Lakes, present, together with a number of officers from the post,—we opened the talk by saying, substantially, that we were there to represent another department of the Government; that we knew all about the history of the past, and had come to offer them a home on a Reservation, and to provide for their wants; and that we were prepared to assist them in removing to the new homes at Yai-nax, on Klamath Reservation.
The chiefs were suspicious and wary, not disposed to talk, but were good listeners. After two days, passed in “making heart,” they said they could not give an answer without “Old Win-ne-muc-ca,” the head chief of all the Shoshones, Snakes.
The council was adjourned, and this celebrated old fraud was sent for, a distance of one hundred miles.
Meanwhile we waited for his appearance, sometimes visiting the Indian camps several miles away.
On one occasion I went on horseback and alone with We-ah-we-wa. He seemed anxious to give warning to his people of our coming, and sent runners ahead on foot for that purpose. As we rode away from our camp I had some misgivings, when I remembered that the man beside me was one of the most bloodthirsty savages that had ever led a band of braves to a banquet of blood. He it was who had directed, and assisted too, in the many scenes of robbery and murder on the Cañon City road.

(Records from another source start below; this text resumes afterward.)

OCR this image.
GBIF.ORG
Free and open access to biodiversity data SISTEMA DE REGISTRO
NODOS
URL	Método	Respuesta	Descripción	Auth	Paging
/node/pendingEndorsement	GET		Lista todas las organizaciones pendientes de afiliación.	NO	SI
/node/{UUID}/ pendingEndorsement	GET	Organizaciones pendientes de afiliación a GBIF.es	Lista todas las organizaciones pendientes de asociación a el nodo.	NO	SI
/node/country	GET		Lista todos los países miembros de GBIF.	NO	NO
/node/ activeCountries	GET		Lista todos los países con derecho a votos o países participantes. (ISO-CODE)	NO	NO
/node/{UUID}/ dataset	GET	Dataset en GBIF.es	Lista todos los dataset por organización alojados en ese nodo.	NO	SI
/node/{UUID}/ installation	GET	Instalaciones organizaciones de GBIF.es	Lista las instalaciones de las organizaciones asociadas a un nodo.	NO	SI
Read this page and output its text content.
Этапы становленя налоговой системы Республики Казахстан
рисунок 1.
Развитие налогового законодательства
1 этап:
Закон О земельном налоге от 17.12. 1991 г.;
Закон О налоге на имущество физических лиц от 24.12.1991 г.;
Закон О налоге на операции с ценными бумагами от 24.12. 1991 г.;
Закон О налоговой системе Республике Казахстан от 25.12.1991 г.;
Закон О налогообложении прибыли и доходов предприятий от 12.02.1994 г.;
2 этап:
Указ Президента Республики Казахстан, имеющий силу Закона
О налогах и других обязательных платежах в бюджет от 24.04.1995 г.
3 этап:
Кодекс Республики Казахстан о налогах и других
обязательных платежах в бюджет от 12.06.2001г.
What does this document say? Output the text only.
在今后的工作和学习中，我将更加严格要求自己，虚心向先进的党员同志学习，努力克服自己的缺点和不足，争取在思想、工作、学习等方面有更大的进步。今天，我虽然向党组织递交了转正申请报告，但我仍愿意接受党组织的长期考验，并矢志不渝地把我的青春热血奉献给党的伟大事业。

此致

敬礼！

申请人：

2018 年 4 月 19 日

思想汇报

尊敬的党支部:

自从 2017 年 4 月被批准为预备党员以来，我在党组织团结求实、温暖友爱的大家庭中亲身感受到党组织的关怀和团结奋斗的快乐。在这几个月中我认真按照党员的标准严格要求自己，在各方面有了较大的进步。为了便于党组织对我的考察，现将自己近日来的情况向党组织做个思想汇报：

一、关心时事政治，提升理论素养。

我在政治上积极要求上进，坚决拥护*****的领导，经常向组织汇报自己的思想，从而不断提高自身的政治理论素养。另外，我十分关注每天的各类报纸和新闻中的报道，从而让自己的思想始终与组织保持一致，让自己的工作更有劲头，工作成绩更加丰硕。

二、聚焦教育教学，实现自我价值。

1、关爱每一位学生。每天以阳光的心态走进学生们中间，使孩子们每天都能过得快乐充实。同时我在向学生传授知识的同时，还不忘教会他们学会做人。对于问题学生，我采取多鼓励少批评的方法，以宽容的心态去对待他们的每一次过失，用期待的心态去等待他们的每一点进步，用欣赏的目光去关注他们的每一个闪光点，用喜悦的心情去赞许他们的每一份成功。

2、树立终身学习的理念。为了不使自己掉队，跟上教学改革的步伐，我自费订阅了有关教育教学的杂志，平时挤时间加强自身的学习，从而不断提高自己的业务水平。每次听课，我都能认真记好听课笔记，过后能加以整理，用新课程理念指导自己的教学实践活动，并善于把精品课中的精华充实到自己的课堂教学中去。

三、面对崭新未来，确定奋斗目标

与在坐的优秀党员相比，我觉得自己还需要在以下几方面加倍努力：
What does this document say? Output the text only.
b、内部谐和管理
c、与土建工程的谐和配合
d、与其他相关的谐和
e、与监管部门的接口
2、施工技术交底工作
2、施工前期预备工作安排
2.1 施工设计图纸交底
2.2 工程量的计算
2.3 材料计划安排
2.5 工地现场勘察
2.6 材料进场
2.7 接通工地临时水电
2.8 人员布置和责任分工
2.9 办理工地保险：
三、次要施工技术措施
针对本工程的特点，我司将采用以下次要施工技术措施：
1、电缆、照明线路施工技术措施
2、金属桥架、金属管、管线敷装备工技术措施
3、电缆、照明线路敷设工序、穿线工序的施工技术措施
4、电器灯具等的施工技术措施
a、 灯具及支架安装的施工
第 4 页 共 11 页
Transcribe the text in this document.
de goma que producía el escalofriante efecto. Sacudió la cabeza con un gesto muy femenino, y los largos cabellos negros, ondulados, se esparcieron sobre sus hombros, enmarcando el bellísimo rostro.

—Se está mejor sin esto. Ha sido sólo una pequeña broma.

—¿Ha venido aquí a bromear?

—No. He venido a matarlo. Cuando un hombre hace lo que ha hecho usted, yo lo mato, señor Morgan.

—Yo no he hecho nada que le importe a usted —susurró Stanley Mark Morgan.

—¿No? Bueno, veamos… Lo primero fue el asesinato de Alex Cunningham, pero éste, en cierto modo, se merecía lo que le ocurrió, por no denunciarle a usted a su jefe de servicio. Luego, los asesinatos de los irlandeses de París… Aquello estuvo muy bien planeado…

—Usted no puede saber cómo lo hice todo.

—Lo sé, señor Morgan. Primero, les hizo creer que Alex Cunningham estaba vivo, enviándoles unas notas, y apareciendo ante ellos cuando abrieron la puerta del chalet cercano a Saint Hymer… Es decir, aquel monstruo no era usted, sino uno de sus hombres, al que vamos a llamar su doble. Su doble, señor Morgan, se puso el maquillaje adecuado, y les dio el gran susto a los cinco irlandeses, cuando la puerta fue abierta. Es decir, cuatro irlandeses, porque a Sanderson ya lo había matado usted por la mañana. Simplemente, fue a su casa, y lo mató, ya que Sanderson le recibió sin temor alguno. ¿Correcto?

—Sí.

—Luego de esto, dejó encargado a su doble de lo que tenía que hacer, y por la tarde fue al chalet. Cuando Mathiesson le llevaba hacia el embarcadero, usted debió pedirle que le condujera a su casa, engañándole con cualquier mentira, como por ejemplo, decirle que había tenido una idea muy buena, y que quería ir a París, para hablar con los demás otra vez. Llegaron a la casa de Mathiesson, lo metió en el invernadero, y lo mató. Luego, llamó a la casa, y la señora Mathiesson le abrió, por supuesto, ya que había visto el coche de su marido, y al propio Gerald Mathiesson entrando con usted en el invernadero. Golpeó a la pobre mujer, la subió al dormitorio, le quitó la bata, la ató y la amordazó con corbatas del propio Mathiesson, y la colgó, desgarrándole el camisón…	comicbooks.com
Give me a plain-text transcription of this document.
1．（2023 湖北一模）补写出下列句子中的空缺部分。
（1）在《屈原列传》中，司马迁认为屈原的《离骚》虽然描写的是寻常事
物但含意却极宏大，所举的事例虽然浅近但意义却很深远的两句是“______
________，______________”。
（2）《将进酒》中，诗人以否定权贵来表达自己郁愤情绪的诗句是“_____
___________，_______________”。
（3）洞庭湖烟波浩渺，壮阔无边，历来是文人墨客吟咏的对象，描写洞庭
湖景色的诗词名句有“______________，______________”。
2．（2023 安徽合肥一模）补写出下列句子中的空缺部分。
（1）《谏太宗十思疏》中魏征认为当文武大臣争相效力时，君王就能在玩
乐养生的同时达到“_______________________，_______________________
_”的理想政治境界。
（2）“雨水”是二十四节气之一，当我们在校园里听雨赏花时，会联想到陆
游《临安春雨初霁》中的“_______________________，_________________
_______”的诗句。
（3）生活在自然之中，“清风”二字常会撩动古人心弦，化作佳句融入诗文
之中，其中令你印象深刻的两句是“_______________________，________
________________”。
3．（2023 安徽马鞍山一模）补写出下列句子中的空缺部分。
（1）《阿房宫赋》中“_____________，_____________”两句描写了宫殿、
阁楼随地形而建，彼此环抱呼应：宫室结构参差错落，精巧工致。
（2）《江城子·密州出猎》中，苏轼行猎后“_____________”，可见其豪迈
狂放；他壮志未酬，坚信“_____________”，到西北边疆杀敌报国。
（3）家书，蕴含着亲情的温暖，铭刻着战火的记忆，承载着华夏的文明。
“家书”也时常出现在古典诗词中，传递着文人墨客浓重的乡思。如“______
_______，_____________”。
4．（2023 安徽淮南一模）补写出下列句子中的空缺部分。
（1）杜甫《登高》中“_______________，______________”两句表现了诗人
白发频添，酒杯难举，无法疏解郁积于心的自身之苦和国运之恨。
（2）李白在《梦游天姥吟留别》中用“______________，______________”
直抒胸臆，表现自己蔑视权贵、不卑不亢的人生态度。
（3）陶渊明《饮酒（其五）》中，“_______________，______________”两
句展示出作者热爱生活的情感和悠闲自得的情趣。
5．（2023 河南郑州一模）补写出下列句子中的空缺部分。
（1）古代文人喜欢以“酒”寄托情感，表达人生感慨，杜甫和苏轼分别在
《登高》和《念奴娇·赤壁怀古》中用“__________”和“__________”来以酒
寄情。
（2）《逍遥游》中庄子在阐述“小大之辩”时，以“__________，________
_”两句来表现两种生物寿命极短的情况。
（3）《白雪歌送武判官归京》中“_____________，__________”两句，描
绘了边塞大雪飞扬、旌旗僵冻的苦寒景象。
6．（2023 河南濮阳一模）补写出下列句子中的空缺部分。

He was more than an ordinary man in mental power, had in former years, while a captive, lived on Warm Springs Reservation, had learned the Chinook jargon, and could speak “Boston” sufficiently well to make himself understood.
After leaving our camp, and while en route to his,
he told me of his capture years before; of his confinement in a guard-house, and exhibited the scars that had been made by the fetters he had worn; then of his escape and subsequent adventures, and narrow escape from recapture and death.
He did not appear to shrink from mention of his own crimes and exploits, but sought to impress me constantly that he had only acted in defence of his own rights. There was in the face of this man a cunning, treacherous look that was anything but reassuring.
On crossing a little stream fringed with willows, we came suddenly on his camp. Not a house, tent, or lodge was to be seen, but scattered around among the sage bushes were several half-circular wind-brakes, made of sage-brush and willows. The women and children ran out at our approach. The chief called them back. They came shyly, and with wondering eyes gazed on the man who had come to move them to a new home. I learned from him that they had never been to the post, and that few white men had ever called on him; hence the curiosity they had on being close enough to see how a white man looked. This chief was the owner of three sleek, fat, healthy-looking wives; they lived on roots, fish, and grasshoppers. The entire outfit for house-keeping was carried from one camping place to another on the backs of the squaws.